# 68 Pedals King of Clone - 4 Jack option



## Sasan (Feb 26, 2020)

Hi,
I just got myself a Chinese KoT clone to compare it to the original...it’s made by 68Pedals and makes a great impression. Soundwise as well as the cleanness of the build. 

Is there an easy way of modifying it to a 4 Jack option KoT without dissembling too much? The 3PDTs are on-board.
Here’s a pic of the inside:





Thanks in advance


----------



## Sasan (Mar 17, 2020)

Anybody?


----------



## phi1 (Mar 17, 2020)

Since those stomp switches are soldered right to the main pcb, I think that would make it a pretty challenging mod.
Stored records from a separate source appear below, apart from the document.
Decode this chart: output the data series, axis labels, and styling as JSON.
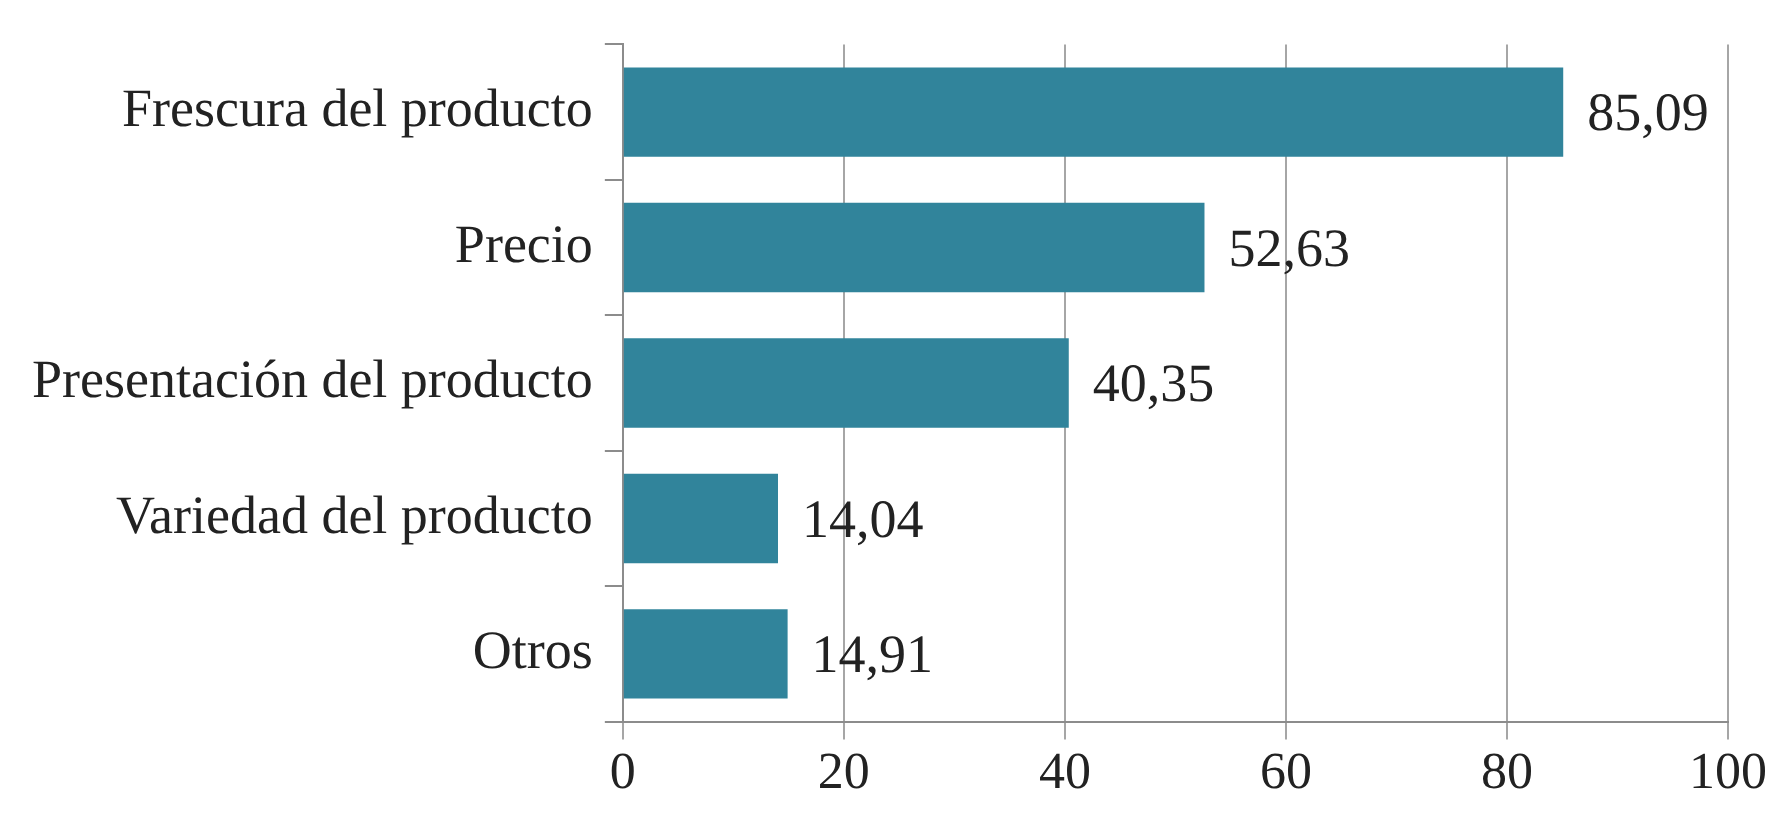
{
  "chart_data": {
    "type": "bar",
    "orientation": "horizontal",
    "categories": [
      "Frescura del producto",
      "Precio",
      "Presentación del producto",
      "Variedad del producto",
      "Otros"
    ],
    "values": [
      85.09,
      52.63,
      40.35,
      14.04,
      14.91
    ],
    "color": "#31849b",
    "value_labels": [
      "85,09",
      "52,63",
      "40,35",
      "14,04",
      "14,91"
    ],
    "xlim": [
      0,
      100
    ],
    "xticks": [
      0,
      20,
      40,
      60,
      80,
      100
    ],
    "grid": "x"
  }
}
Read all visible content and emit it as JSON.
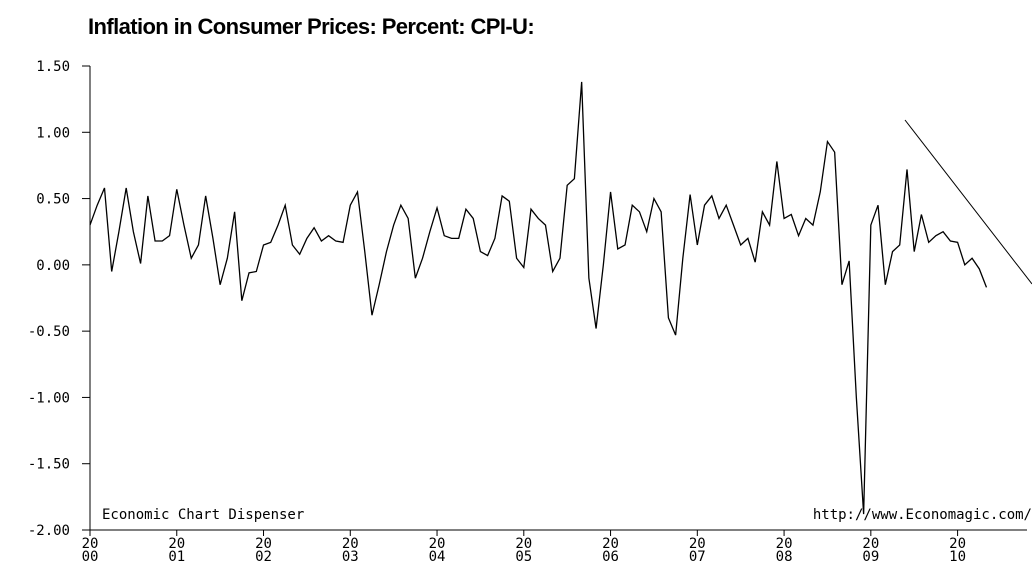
{
  "chart_data": {
    "type": "line",
    "title": "Inflation in Consumer Prices: Percent: CPI-U:",
    "annotations": [
      "Economic Chart Dispenser",
      "http://www.Economagic.com/"
    ],
    "color": "#000000",
    "x": [
      2000,
      2000.083,
      2000.167,
      2000.25,
      2000.333,
      2000.417,
      2000.5,
      2000.583,
      2000.667,
      2000.75,
      2000.833,
      2000.917,
      2001,
      2001.083,
      2001.167,
      2001.25,
      2001.333,
      2001.417,
      2001.5,
      2001.583,
      2001.667,
      2001.75,
      2001.833,
      2001.917,
      2002,
      2002.083,
      2002.167,
      2002.25,
      2002.333,
      2002.417,
      2002.5,
      2002.583,
      2002.667,
      2002.75,
      2002.833,
      2002.917,
      2003,
      2003.083,
      2003.167,
      2003.25,
      2003.333,
      2003.417,
      2003.5,
      2003.583,
      2003.667,
      2003.75,
      2003.833,
      2003.917,
      2004,
      2004.083,
      2004.167,
      2004.25,
      2004.333,
      2004.417,
      2004.5,
      2004.583,
      2004.667,
      2004.75,
      2004.833,
      2004.917,
      2005,
      2005.083,
      2005.167,
      2005.25,
      2005.333,
      2005.417,
      2005.5,
      2005.583,
      2005.667,
      2005.75,
      2005.833,
      2005.917,
      2006,
      2006.083,
      2006.167,
      2006.25,
      2006.333,
      2006.417,
      2006.5,
      2006.583,
      2006.667,
      2006.75,
      2006.833,
      2006.917,
      2007,
      2007.083,
      2007.167,
      2007.25,
      2007.333,
      2007.417,
      2007.5,
      2007.583,
      2007.667,
      2007.75,
      2007.833,
      2007.917,
      2008,
      2008.083,
      2008.167,
      2008.25,
      2008.333,
      2008.417,
      2008.5,
      2008.583,
      2008.667,
      2008.75,
      2008.833,
      2008.917,
      2009,
      2009.083,
      2009.167,
      2009.25,
      2009.333,
      2009.417,
      2009.5,
      2009.583,
      2009.667,
      2009.75,
      2009.833,
      2009.917,
      2010,
      2010.083,
      2010.167,
      2010.25,
      2010.333
    ],
    "values": [
      0.3,
      0.45,
      0.58,
      -0.05,
      0.25,
      0.58,
      0.25,
      0.01,
      0.52,
      0.18,
      0.18,
      0.22,
      0.57,
      0.3,
      0.05,
      0.15,
      0.52,
      0.2,
      -0.15,
      0.05,
      0.4,
      -0.27,
      -0.06,
      -0.05,
      0.15,
      0.17,
      0.3,
      0.45,
      0.15,
      0.08,
      0.2,
      0.28,
      0.18,
      0.22,
      0.18,
      0.17,
      0.45,
      0.55,
      0.1,
      -0.38,
      -0.15,
      0.1,
      0.3,
      0.45,
      0.35,
      -0.1,
      0.05,
      0.25,
      0.43,
      0.22,
      0.2,
      0.2,
      0.42,
      0.35,
      0.1,
      0.07,
      0.2,
      0.52,
      0.48,
      0.05,
      -0.02,
      0.42,
      0.35,
      0.3,
      -0.05,
      0.05,
      0.6,
      0.65,
      1.38,
      -0.1,
      -0.48,
      0.0,
      0.55,
      0.12,
      0.15,
      0.45,
      0.4,
      0.25,
      0.5,
      0.4,
      -0.4,
      -0.53,
      0.05,
      0.53,
      0.15,
      0.45,
      0.52,
      0.35,
      0.45,
      0.3,
      0.15,
      0.2,
      0.02,
      0.4,
      0.3,
      0.78,
      0.35,
      0.38,
      0.22,
      0.35,
      0.3,
      0.55,
      0.93,
      0.85,
      -0.15,
      0.03,
      -1.0,
      -1.88,
      0.3,
      0.45,
      -0.15,
      0.1,
      0.15,
      0.72,
      0.1,
      0.38,
      0.17,
      0.22,
      0.25,
      0.18,
      0.17,
      0.0,
      0.05,
      -0.03,
      -0.17
    ],
    "xlim": [
      2000,
      2010.8
    ],
    "xticks": [
      2000,
      2001,
      2002,
      2003,
      2004,
      2005,
      2006,
      2007,
      2008,
      2009,
      2010
    ],
    "ylim": [
      -2,
      1.5
    ],
    "yticks": [
      {
        "value": -2,
        "label": "-2.00"
      },
      {
        "value": -1.5,
        "label": "-1.50"
      },
      {
        "value": -1,
        "label": "-1.00"
      },
      {
        "value": -0.5,
        "label": "-0.50"
      },
      {
        "value": 0,
        "label": "0.00"
      },
      {
        "value": 0.5,
        "label": "0.50"
      },
      {
        "value": 1,
        "label": "1.00"
      },
      {
        "value": 1.5,
        "label": "1.50"
      }
    ]
  }
}
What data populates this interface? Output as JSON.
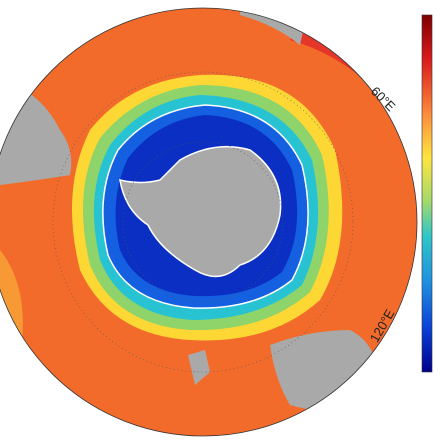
{
  "map": {
    "longitude_labels": [
      "60°E",
      "120°E"
    ]
  }
}
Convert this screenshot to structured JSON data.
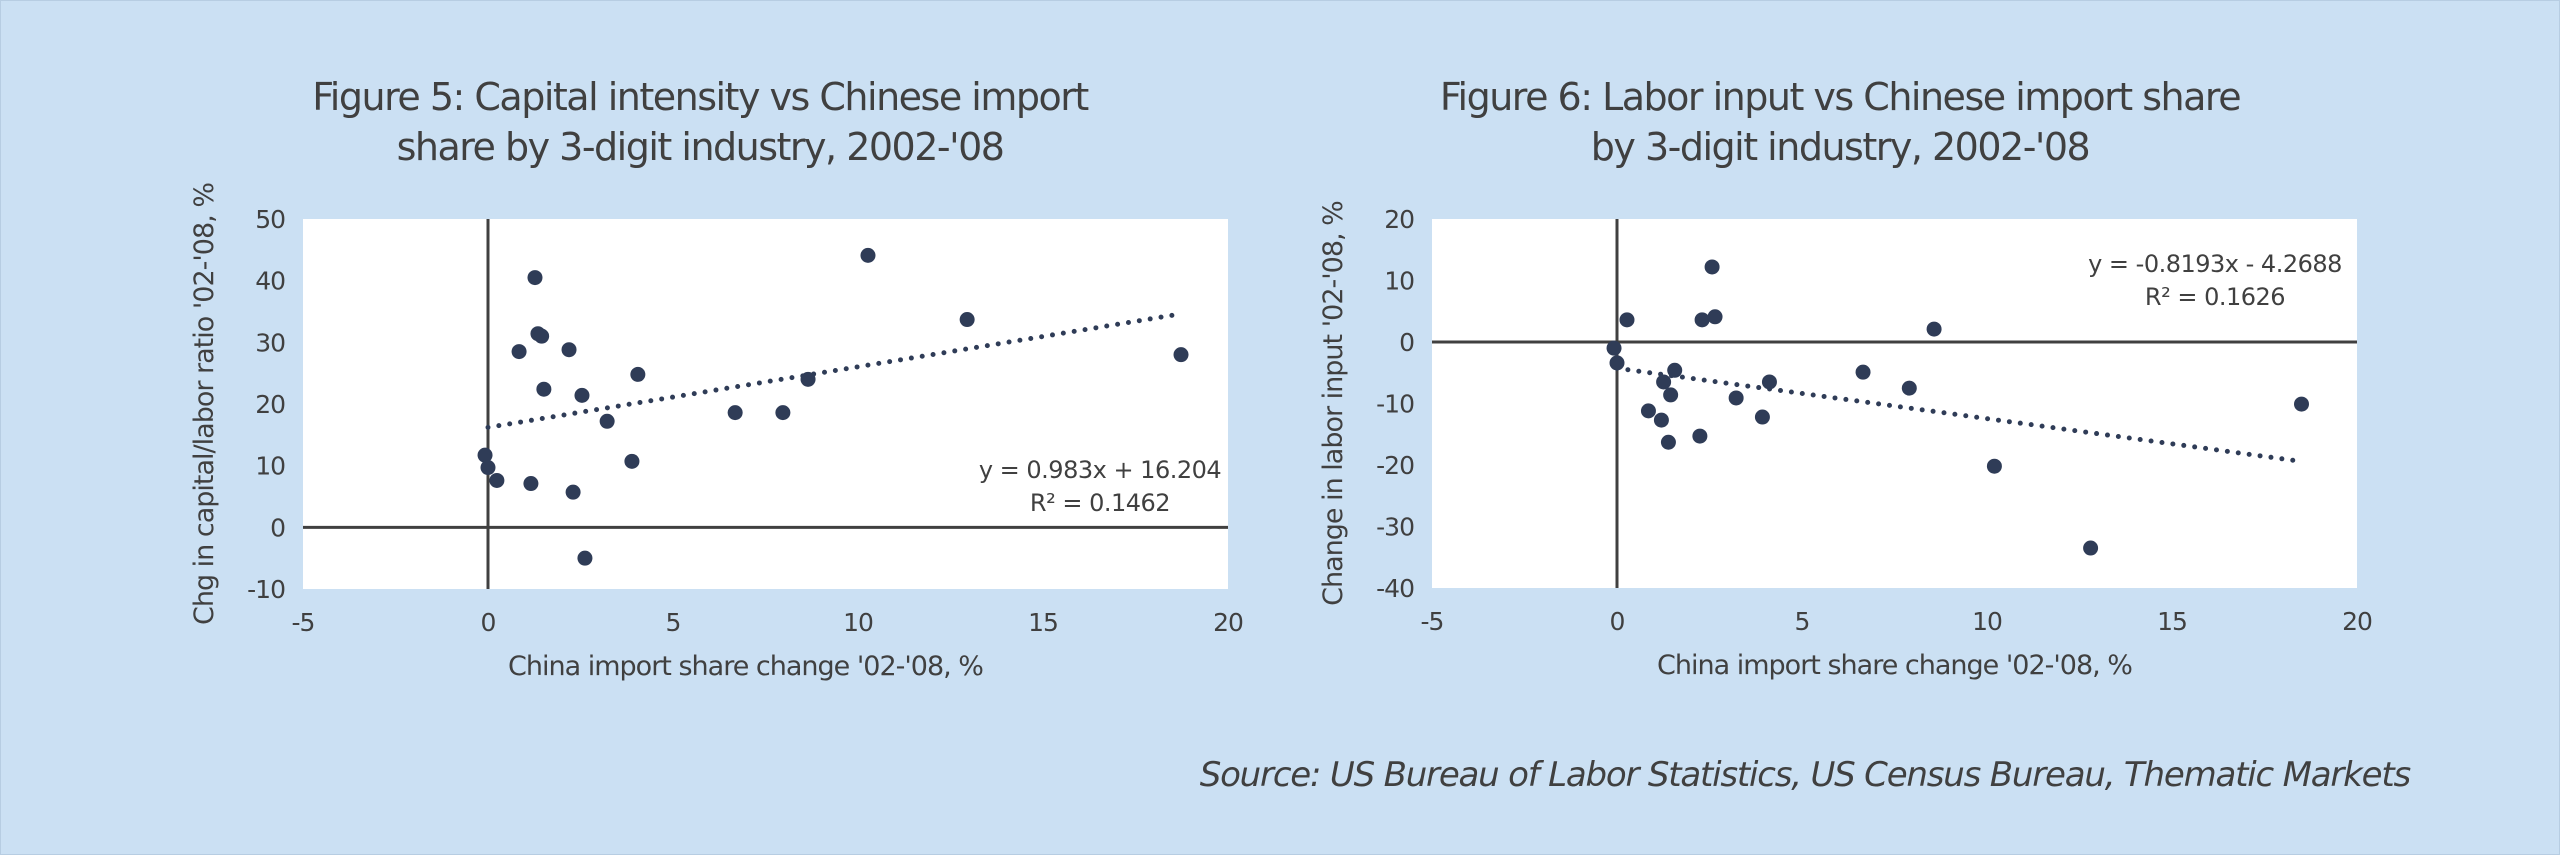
{
  "colors": {
    "background": "#cbe0f3",
    "plot_background": "#ffffff",
    "marker": "#2f3c57",
    "axis": "#404040",
    "text": "#404040"
  },
  "source": "Source: US Bureau of Labor Statistics, US Census Bureau, Thematic Markets",
  "chart_data": [
    {
      "type": "scatter",
      "title_lines": [
        "Figure 5: Capital intensity vs Chinese import",
        "share by 3-digit industry, 2002-'08"
      ],
      "xlabel": "China import share change '02-'08, %",
      "ylabel": "Chg in capital/labor ratio '02-'08, %",
      "xlim": [
        -5,
        20
      ],
      "ylim": [
        -10,
        50
      ],
      "xticks": [
        -5,
        0,
        5,
        10,
        15,
        20
      ],
      "yticks": [
        -10,
        0,
        10,
        20,
        30,
        40,
        50
      ],
      "grid": false,
      "legend": "none",
      "trendline": {
        "slope": 0.983,
        "intercept": 16.204,
        "x_range": [
          0,
          18.6
        ],
        "style": "dotted"
      },
      "equation_label": "y = 0.983x + 16.204",
      "r2_label": "R² = 0.1462",
      "points": [
        {
          "x": 1.27,
          "y": 40.5
        },
        {
          "x": 1.35,
          "y": 31.4
        },
        {
          "x": 1.45,
          "y": 31.0
        },
        {
          "x": 0.84,
          "y": 28.5
        },
        {
          "x": 2.19,
          "y": 28.8
        },
        {
          "x": 1.51,
          "y": 22.4
        },
        {
          "x": 2.54,
          "y": 21.4
        },
        {
          "x": 3.22,
          "y": 17.2
        },
        {
          "x": 4.05,
          "y": 24.8
        },
        {
          "x": -0.08,
          "y": 11.7
        },
        {
          "x": 0.0,
          "y": 9.7
        },
        {
          "x": 0.24,
          "y": 7.6
        },
        {
          "x": 1.16,
          "y": 7.1
        },
        {
          "x": 2.3,
          "y": 5.7
        },
        {
          "x": 3.89,
          "y": 10.7
        },
        {
          "x": 2.62,
          "y": -5.0
        },
        {
          "x": 6.68,
          "y": 18.6
        },
        {
          "x": 7.97,
          "y": 18.6
        },
        {
          "x": 8.65,
          "y": 24.0
        },
        {
          "x": 10.27,
          "y": 44.1
        },
        {
          "x": 12.95,
          "y": 33.7
        },
        {
          "x": 18.73,
          "y": 28.0
        }
      ]
    },
    {
      "type": "scatter",
      "title_lines": [
        "Figure 6: Labor input vs Chinese import share",
        "by 3-digit industry, 2002-'08"
      ],
      "xlabel": "China import share change '02-'08, %",
      "ylabel": "Change in labor input '02-'08, %",
      "xlim": [
        -5,
        20
      ],
      "ylim": [
        -40,
        20
      ],
      "xticks": [
        -5,
        0,
        5,
        10,
        15,
        20
      ],
      "yticks": [
        -40,
        -30,
        -20,
        -10,
        0,
        10,
        20
      ],
      "grid": false,
      "legend": "none",
      "trendline": {
        "slope": -0.8193,
        "intercept": -4.2688,
        "x_range": [
          0,
          18.5
        ],
        "style": "dotted"
      },
      "equation_label": "y = -0.8193x - 4.2688",
      "r2_label": "R² = 0.1626",
      "points": [
        {
          "x": 0.27,
          "y": 3.6
        },
        {
          "x": 2.57,
          "y": 12.2
        },
        {
          "x": 2.3,
          "y": 3.6
        },
        {
          "x": 2.65,
          "y": 4.1
        },
        {
          "x": -0.08,
          "y": -1.0
        },
        {
          "x": 0.0,
          "y": -3.4
        },
        {
          "x": 1.56,
          "y": -4.6
        },
        {
          "x": 1.26,
          "y": -6.5
        },
        {
          "x": 1.45,
          "y": -8.6
        },
        {
          "x": 0.85,
          "y": -11.2
        },
        {
          "x": 1.2,
          "y": -12.7
        },
        {
          "x": 1.39,
          "y": -16.3
        },
        {
          "x": 2.24,
          "y": -15.3
        },
        {
          "x": 3.22,
          "y": -9.1
        },
        {
          "x": 3.93,
          "y": -12.2
        },
        {
          "x": 4.12,
          "y": -6.5
        },
        {
          "x": 6.65,
          "y": -4.9
        },
        {
          "x": 7.9,
          "y": -7.5
        },
        {
          "x": 8.57,
          "y": 2.1
        },
        {
          "x": 10.2,
          "y": -20.2
        },
        {
          "x": 12.8,
          "y": -33.5
        },
        {
          "x": 18.5,
          "y": -10.1
        }
      ]
    }
  ]
}
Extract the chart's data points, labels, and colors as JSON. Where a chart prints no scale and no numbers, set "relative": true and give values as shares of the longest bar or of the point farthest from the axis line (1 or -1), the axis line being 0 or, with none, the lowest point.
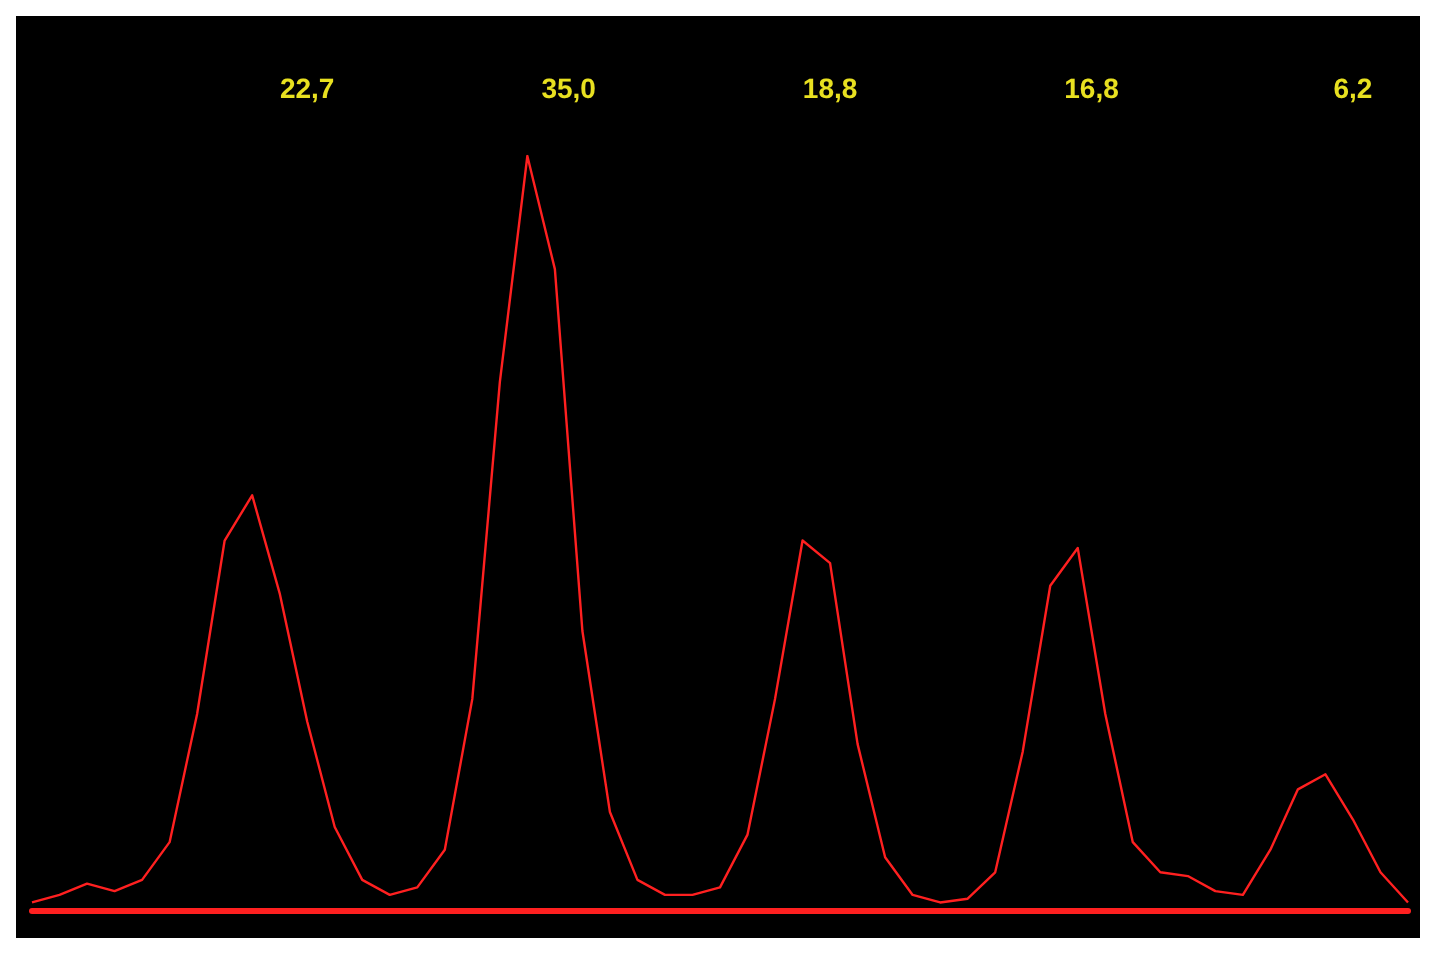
{
  "chart_data": {
    "type": "line",
    "relative": true,
    "marker": "none",
    "line_style": "solid",
    "categories": [
      null,
      null,
      null,
      null,
      null,
      null,
      null,
      null,
      null,
      null,
      null,
      null,
      null,
      null,
      null,
      null,
      null,
      null,
      null,
      null,
      null,
      null,
      null,
      null,
      null,
      null,
      null,
      null,
      null,
      null,
      null,
      null,
      null,
      null,
      null,
      null,
      null,
      null,
      null,
      null,
      null,
      null,
      null,
      null,
      null,
      null,
      null,
      null,
      null,
      null,
      null
    ],
    "series": [
      {
        "color": "#ff2020",
        "values": [
          0.01,
          0.02,
          0.035,
          0.025,
          0.04,
          0.09,
          0.26,
          0.49,
          0.55,
          0.42,
          0.25,
          0.11,
          0.04,
          0.02,
          0.03,
          0.08,
          0.28,
          0.7,
          1,
          0.85,
          0.37,
          0.13,
          0.04,
          0.02,
          0.02,
          0.03,
          0.1,
          0.28,
          0.49,
          0.46,
          0.22,
          0.07,
          0.02,
          0.01,
          0.015,
          0.05,
          0.21,
          0.43,
          0.48,
          0.26,
          0.09,
          0.05,
          0.045,
          0.025,
          0.02,
          0.08,
          0.16,
          0.18,
          0.12,
          0.05,
          0.01
        ]
      }
    ],
    "annotations": [
      "22,7",
      "35,0",
      "18,8",
      "16,8",
      "6,2"
    ]
  }
}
It would involve cutting traces on the pcb and attaching wires to the soldered stomp switch lugs. I couldn’t tell you which ones just from the pic. It’d be easy to do though on a paragon build from scratch.


----------



## Sasan (Mar 18, 2020)

phi1 said:


> Since those stomp switches are soldered right to the main pcb, I think that would make it a pretty challenging mod. It would involve cutting traces on the pcb and attaching wires to the soldered stomp switch lugs. I couldn’t tell you which ones just from the pic. It’d be easy to do though on a paragon build from scratch.


Ah, thought so....but since I'm no expert I was hoping someone here tells me "yeah, easy...just do this and this" 
Thanks!


----------